Son örnek de Kürt meselesinden. “Terörist silah bırakırsa operasyonlar biter. Asker silah bırakmaz. Onun demirbaşıdır.” dedi Başbakan. Belli ki “Silahlar sussun” çağrılarına cevap veriyor. Ama konuyu çarpıtıyor. Kimse kalkıp “Asker silah bıraksın” demiyor; “Eller tetikten çekilsin” deniyor. Erdoğan bu çağrıyı “Asker silah bıraksın” deniyormuş gibi sunuyor. Daha önemlisi ise şu: PKK silah bırakırsa konu zaten kendiliğinden çözülmüş olacaktır. Kendiliğinden silah bırakmış bir örgüt varken herkes operasyonları durdurur, bunda bir maharet yok. Ancak Kürt meselesinden bahsediyorsak, şu, herhalde daha makul bir görüş olacaktır: İktidarların mahareti, örgütlere silah bıraktıracak politikalar bulmak ve uygulamaktır. Bunun içinde müzakere de vardır. Evet, örgütle müzakere. Hapisteki örgüt lideriyle müzakere. Daha önce yaptınız. Yine yapabilirsiniz.

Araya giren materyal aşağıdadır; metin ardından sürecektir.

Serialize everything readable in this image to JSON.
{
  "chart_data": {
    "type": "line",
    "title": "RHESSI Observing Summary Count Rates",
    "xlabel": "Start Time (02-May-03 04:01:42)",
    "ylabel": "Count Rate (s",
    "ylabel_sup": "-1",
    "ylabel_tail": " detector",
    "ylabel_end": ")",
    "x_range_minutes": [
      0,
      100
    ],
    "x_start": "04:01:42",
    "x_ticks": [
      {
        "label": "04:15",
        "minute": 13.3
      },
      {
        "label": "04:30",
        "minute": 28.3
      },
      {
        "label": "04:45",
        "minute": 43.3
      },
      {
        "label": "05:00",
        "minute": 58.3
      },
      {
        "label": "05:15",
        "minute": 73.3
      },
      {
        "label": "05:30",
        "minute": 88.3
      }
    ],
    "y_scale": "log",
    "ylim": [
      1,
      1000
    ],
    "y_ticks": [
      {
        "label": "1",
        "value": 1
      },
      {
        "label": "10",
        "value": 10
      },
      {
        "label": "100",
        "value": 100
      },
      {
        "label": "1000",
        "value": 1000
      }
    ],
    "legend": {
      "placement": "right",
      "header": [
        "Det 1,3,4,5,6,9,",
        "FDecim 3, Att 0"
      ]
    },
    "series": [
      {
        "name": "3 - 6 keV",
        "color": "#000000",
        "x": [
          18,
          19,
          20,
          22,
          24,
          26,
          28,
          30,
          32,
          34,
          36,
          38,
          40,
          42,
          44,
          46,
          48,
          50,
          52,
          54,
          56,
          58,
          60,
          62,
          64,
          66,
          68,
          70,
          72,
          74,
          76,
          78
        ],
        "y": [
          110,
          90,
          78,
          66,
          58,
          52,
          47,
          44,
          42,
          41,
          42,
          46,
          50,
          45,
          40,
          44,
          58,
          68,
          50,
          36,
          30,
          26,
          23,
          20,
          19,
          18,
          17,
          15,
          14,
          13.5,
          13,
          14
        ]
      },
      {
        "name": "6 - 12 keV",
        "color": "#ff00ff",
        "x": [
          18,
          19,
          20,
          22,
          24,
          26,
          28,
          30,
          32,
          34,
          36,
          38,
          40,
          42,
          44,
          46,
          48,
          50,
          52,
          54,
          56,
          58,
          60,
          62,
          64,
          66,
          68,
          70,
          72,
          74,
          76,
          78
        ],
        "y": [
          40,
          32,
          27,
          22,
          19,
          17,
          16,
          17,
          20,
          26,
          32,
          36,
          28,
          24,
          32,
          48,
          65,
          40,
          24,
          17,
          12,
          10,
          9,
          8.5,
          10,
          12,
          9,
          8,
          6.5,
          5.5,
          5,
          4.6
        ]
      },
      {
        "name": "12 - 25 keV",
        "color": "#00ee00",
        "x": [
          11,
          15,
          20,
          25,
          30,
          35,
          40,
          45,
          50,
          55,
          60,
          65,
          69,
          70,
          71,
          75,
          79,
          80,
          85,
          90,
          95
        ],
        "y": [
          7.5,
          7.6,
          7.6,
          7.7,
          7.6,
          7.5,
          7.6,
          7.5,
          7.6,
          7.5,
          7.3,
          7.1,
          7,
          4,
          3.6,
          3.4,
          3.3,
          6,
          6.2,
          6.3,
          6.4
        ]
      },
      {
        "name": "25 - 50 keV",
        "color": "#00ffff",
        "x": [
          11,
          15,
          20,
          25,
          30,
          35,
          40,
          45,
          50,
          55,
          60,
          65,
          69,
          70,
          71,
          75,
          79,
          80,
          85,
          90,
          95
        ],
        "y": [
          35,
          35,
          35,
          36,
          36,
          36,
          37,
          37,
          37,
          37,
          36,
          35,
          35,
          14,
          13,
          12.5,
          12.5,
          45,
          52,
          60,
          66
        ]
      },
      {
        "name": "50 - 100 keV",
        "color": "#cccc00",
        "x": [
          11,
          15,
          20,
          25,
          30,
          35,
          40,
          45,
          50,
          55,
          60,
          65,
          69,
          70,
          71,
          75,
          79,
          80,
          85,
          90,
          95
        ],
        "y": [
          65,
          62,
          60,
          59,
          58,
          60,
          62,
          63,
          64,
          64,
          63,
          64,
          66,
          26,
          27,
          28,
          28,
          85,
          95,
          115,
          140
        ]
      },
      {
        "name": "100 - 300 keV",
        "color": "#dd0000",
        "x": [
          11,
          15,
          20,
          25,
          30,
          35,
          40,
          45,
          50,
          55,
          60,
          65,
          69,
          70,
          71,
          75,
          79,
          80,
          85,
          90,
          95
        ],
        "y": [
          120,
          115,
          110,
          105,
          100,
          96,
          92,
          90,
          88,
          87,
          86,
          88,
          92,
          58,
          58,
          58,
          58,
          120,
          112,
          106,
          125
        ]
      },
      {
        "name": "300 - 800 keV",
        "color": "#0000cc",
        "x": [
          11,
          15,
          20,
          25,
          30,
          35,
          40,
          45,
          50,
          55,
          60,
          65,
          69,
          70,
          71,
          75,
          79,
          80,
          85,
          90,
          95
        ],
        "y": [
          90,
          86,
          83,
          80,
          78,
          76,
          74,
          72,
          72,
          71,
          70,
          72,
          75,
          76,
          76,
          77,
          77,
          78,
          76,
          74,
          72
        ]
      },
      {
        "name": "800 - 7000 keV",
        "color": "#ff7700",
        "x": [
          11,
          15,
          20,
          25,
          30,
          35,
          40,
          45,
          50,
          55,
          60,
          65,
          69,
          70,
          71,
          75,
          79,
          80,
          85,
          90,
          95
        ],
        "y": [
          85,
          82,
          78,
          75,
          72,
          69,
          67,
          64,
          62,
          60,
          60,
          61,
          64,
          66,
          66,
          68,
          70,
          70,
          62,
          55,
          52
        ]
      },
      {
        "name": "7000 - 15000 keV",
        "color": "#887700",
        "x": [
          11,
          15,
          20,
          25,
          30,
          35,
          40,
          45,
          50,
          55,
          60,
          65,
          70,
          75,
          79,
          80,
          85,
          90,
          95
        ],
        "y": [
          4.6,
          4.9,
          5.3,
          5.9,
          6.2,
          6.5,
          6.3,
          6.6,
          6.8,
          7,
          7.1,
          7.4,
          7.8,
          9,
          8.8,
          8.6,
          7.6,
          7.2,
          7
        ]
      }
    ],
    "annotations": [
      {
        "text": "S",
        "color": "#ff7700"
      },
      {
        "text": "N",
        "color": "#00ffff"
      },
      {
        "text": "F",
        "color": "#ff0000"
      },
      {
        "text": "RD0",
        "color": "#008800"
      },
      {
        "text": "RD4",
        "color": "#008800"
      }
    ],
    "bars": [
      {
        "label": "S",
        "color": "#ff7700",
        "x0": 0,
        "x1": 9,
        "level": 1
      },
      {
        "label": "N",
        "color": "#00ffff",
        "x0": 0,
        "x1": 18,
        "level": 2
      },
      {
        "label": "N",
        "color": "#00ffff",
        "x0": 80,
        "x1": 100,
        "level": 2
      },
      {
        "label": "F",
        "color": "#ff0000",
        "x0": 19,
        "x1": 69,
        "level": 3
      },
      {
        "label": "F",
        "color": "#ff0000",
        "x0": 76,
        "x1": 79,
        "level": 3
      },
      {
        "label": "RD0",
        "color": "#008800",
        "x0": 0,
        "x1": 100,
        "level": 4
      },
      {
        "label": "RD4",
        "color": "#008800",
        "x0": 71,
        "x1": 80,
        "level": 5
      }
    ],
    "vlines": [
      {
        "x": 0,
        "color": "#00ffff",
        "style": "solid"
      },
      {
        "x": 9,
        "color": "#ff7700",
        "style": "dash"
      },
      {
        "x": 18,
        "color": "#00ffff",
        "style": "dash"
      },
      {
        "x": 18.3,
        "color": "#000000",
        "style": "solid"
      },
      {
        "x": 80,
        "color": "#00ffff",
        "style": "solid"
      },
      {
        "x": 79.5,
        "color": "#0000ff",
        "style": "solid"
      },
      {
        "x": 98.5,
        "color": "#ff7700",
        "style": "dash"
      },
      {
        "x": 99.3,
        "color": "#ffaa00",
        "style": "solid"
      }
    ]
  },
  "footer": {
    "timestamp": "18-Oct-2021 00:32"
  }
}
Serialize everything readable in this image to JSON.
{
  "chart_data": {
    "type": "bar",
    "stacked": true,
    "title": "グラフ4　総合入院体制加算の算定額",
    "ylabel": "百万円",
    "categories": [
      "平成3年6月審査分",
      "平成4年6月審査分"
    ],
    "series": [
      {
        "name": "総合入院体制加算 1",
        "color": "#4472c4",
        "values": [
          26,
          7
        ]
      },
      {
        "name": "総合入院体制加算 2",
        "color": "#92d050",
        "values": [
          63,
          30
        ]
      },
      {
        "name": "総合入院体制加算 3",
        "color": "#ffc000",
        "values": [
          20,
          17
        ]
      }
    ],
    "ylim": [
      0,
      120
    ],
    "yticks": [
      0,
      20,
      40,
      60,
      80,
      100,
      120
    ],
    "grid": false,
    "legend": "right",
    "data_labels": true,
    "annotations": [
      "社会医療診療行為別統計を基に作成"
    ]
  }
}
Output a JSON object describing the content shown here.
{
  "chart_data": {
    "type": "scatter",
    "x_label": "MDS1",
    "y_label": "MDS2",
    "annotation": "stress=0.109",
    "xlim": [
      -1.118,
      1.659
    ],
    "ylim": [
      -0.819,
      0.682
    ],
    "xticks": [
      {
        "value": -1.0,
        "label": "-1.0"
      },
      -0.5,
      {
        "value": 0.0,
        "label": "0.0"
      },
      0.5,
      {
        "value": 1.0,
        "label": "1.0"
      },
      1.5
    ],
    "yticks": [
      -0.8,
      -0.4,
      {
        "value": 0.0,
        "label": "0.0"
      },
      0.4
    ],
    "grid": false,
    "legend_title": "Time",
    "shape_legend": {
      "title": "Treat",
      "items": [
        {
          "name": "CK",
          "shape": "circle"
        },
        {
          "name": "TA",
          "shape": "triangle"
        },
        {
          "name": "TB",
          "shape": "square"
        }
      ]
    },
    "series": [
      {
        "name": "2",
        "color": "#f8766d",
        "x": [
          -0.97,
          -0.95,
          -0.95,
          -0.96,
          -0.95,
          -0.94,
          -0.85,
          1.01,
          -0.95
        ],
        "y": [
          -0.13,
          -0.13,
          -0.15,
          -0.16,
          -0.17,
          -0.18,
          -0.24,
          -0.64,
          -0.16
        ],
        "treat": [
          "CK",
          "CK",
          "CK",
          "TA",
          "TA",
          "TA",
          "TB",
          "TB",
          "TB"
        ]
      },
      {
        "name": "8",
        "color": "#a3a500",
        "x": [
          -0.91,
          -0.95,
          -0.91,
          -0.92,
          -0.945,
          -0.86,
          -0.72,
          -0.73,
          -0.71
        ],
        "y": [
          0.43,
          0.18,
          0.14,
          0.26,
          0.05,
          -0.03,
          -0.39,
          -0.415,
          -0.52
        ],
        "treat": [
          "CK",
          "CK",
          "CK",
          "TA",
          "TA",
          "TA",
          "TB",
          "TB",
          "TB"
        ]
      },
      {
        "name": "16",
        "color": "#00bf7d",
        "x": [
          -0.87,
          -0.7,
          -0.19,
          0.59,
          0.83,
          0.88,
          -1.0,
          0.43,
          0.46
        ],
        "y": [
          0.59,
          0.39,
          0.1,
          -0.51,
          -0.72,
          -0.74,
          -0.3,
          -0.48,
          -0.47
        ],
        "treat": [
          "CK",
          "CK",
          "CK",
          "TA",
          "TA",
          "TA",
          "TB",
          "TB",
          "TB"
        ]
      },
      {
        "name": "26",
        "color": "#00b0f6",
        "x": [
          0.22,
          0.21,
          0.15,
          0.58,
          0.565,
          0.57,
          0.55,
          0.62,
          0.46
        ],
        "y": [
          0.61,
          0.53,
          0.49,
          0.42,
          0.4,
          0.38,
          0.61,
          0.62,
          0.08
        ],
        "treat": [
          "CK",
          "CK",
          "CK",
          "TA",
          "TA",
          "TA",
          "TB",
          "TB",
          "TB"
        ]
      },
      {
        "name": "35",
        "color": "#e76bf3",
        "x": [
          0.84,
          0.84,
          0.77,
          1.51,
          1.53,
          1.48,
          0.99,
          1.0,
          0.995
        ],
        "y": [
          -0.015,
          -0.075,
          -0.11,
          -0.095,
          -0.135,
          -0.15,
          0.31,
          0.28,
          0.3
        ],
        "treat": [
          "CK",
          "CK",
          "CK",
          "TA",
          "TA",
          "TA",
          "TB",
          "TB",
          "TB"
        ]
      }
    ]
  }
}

Son olarak şu notu düşeyim: Evren’leşmek uzun vadede sonuç getirmiyor. Hayır, “Sonunuz onun gibi olur” gibi bir imada bulunmuyorum. Olur olmaz bağıran, had bildiren, baskılayan bir otoritenin bir süre sonra toplum içinde düşeceği durumdan bahsediyorum. Toplum tuhaf bir organizmadır. Sağ (hatta bazen sol) bir siyasetçinin zihninde mesela şöyle bir kalıp vardır muhtemelen: “Arada sırada sesini yükselteceksin, bunlar otoriteyi sever.” Bundan sonuç da alırlar bir zaman, hatta bazen uzun zaman. Ancak bu ses yükseltme, olur olmaz herkese had bildirme, azarlama işi zıvanadan çıktığında toplum da o otoriter sesi takmamaya başlar, güç ilişkisi çok zorlandığı için kırılır. Bunun süresi elbette toplumdan topluma, iktidarın yapısına göre değişir. Ancak bir süre sonra o sesin ciddiyetini, otoritesini, inandırıcılığını kaybettiğini, örneklerden biliyoruz.